1 - sur cette déconstruction : "La liberté de choix peut s’exercer pleinement sur la question, à la condition de déconstruire l’entité floue nommée " immigration " et d’identifier distinctivement les diverses réalités ayant un lien avec ce phénomène mal défini, pour distinguer les multiples problèmes amalgamés autour du terme " immigration " et les traiter d’une façon différenciée. Il va de soi, par exemple,

1 - que la question du droit d’asile doit être abordée indépendamment de celle d’une immigration de travail,

2 - que les problèmes posés par les travailleurs saisonniers sont distincts de ceux que soulèvent une immigration d’installation,

3 - que la question du regroupement familial n’est pas du même ordre que celle des mariages entre étrangers et nationaux,

4 - enfin que les problèmes des immigrés de première génération diffèrent de ceux des jeunes Français issus de telle ou telle vague migratoire.

Dans tous les cas, concernant les politiques de l’immigration, le réalisme implique que des règles soient formulées clairement, diffusées largement dans l’espace public et respectées par tous."

2 - sur la place du politique : "Considérons de plus près la vulgate pro-immigrationniste qui tient lieu de pensée sur la question. Si l’immigration est inéluctable, au point d’incarner une fatalité, il n’y a qu’une politique possible : celle de l’adaptation au processus fatal. C’est là reconnaître en la matière l’impuissance radicale du pouvoir politique, dont l’exercice se réduit nécessairement à reconnaître et accepter cette figure du destin. Il n’y a pas d’alternative. Les dirigeants politiques n’ont plus rien d’autre à faire que contempler et commenter l’irrésistible processus. Disparition de l’action politique, effacement de la volonté politique, annulation de la liberté de faire des choix : avènement de l’impolitique".

B)La critique est la aussi double :

-La déconstruction opérée ressemble plus à un mode de classement certes instructif qu’à une déconstruction faisant apparaitre des enjeux sociaux du type migration contraintes - non contraintes, migrations de territoires colonisés ou non etc...

-L’autre point à critiquer est de présupposer d’une part une acceptation de l’immigration tel quel d’autre part que l’acceptation de l’immigration (à défaut de co-développement), "l’immigrationnisme" ne pose aucun problème politique.

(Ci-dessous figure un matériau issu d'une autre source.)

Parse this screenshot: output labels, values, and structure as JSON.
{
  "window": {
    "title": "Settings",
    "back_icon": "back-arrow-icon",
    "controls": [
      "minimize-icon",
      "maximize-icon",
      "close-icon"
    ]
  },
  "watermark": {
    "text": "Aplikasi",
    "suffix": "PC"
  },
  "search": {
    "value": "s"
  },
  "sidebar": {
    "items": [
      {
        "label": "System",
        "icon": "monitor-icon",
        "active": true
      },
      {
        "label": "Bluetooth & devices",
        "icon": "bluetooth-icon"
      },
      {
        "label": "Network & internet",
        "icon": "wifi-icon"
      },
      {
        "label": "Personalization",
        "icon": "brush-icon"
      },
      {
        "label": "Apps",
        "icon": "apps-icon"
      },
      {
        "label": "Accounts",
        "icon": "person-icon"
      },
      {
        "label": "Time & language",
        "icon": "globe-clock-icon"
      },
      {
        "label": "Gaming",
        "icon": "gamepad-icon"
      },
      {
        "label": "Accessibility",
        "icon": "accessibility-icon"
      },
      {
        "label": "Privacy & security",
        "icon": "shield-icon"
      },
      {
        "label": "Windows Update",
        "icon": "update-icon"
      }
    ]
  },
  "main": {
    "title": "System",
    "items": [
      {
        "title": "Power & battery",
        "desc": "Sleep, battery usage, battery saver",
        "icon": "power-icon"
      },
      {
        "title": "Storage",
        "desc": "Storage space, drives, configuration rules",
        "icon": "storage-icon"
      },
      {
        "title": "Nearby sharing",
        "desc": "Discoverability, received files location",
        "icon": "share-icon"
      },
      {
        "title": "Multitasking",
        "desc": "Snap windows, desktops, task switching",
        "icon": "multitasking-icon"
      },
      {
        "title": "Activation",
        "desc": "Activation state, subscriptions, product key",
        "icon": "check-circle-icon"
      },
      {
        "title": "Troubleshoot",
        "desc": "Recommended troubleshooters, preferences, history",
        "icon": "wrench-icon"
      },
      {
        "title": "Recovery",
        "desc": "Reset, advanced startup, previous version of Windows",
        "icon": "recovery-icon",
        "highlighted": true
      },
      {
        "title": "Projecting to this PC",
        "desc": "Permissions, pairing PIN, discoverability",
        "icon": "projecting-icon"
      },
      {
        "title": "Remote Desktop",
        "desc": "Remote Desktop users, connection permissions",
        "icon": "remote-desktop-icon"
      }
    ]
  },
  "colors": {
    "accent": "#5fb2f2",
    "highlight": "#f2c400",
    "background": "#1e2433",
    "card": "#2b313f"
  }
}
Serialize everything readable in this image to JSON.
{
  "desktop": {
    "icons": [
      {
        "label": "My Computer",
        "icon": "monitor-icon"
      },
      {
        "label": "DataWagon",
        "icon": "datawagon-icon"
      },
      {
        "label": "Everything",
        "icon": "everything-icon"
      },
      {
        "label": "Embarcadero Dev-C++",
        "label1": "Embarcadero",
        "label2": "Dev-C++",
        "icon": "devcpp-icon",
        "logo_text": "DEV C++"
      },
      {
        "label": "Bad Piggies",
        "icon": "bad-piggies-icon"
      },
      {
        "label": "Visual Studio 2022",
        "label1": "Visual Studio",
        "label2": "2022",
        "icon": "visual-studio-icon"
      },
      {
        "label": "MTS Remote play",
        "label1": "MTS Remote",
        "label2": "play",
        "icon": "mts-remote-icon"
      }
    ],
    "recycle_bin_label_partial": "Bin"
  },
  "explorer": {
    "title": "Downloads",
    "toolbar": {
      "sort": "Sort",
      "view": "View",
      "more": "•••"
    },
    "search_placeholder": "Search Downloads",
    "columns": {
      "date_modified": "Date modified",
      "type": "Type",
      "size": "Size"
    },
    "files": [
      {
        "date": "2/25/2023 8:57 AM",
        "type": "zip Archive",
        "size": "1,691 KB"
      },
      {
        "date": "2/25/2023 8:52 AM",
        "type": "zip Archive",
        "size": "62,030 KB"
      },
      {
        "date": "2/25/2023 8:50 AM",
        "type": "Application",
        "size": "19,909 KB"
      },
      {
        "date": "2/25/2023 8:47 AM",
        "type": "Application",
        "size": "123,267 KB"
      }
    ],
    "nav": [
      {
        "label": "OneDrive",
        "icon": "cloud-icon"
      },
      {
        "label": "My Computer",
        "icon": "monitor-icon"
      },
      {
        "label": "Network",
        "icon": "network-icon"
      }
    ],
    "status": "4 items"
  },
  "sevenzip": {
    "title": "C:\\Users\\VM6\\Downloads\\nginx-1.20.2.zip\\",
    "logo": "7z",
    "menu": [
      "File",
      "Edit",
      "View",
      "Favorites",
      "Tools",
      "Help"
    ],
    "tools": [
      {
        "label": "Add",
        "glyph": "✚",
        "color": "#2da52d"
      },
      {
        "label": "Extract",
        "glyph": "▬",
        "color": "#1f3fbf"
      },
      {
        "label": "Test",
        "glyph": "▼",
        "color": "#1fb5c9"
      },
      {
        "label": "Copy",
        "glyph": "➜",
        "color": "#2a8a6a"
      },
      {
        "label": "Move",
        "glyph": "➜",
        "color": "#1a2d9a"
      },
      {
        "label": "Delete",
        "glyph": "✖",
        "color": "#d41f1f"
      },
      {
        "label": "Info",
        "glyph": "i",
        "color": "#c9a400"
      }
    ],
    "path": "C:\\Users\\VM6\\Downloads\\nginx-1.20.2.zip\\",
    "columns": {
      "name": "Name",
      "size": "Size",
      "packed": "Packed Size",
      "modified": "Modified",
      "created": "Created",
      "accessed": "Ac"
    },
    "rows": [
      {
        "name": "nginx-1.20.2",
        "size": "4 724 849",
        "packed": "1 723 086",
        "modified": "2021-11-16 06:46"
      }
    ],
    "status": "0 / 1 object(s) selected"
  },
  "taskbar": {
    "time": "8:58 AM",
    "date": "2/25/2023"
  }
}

Ceux qui contestent la politiques migratoire de Sarkozy mais aussi des gouvernements précédents depuis 20 ans n’approuve nullement les motifs de ces immigrations qu’ils s’agissent des motifs politiques (guerres, terrorisme, sexisme etc.) ou des motifs économiques (pauvreté, inégalités sociales diverses ) . Ils voudraient que cette lourde injustice change : certains parlent de co-développement, d’autres d’annulation de la dette, d’autres encore combinent ces mesures et en préconisent d’autres. On peut regretter une relative séparation militante des tâches entre ceux qui luttent pour recevoir les immigrés dignement et ceux qui luttent pour que les rapports de force mondiaux changent .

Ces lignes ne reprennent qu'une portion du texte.